There are clear benefits to using digital methods for the analysis of historical asylum records but it must be noted that the figures derived using these tools cannot guarantee complete accuracy due to a number of issues. At first, the original records may appear limited, once these are interrogated, they can reveal a wealth of information pertaining to an individual. A demographic analysis of these records can reveal the social class of a person. When used in conjunction with the census data it can reveal additional information regarding their family and their lives.

The study of asylum admissions can broaden the understanding of the landscape of the institution’s expansive influence.
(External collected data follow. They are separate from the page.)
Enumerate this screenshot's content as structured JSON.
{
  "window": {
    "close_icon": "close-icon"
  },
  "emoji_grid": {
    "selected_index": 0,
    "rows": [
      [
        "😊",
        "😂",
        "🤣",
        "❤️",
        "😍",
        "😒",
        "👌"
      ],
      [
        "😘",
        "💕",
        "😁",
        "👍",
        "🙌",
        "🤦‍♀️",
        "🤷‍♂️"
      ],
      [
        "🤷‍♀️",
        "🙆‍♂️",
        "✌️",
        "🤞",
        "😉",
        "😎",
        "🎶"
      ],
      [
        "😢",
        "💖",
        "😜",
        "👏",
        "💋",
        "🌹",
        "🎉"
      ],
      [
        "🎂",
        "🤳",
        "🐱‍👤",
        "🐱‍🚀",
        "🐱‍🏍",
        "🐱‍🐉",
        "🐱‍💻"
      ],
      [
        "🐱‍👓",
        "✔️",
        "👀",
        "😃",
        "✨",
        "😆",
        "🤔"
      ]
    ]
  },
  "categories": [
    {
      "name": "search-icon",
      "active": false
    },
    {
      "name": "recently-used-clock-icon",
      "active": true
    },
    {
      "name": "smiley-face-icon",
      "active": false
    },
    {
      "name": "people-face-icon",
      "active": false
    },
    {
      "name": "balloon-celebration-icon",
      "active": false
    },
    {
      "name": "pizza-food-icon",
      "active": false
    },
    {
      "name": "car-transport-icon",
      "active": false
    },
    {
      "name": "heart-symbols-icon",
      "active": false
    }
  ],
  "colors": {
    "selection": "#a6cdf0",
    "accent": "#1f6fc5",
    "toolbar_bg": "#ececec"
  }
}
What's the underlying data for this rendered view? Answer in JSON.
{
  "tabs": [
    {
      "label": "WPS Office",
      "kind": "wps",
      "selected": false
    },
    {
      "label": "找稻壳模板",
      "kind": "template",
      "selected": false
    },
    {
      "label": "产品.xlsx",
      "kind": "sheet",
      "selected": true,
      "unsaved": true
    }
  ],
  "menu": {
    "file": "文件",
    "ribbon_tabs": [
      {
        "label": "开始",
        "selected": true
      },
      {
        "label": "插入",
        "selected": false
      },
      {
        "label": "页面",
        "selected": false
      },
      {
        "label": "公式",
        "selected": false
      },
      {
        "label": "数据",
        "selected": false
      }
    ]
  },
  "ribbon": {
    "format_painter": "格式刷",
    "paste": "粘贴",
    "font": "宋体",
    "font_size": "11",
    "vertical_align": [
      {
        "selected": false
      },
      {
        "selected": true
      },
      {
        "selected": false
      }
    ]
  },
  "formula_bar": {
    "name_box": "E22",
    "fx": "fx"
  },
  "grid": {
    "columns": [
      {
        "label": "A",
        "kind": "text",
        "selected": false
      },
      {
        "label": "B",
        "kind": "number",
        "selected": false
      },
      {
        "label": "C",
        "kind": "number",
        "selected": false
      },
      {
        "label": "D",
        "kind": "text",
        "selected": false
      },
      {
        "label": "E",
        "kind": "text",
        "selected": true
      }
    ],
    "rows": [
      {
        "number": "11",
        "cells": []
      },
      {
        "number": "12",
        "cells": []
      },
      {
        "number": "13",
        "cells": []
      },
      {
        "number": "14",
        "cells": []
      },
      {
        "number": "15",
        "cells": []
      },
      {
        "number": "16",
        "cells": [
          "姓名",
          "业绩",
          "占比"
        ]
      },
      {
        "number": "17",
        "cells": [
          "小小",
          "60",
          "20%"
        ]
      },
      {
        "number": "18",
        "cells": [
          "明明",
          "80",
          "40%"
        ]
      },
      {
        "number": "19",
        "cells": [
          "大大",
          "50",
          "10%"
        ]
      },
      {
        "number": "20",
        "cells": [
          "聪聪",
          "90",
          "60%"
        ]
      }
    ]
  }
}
This shows how new methods of analysis can be of benefit to historical research, particularly when these are used in conjunction with digital platforms such as GIS. Aside the capability to display data in a clean and accessible format, they can reveal a wealth of other information. Throughout this study it has been key to understand the spatial influence of the CDLA in this period. The use of GIS enabled the mapping of these patients’ origins and with further expansion of the methods used in this research these districts could be specified to a broader and more accurate degree. The application of spatial analysis has proven to be beneficial throughout this study, showing how geography and one’s mental well-being are evidently deeply intertwined. The use of the newest technology animates the oldest records, allowing us a nuanced insight into the lives and experiences of the asylum inmates and their communities.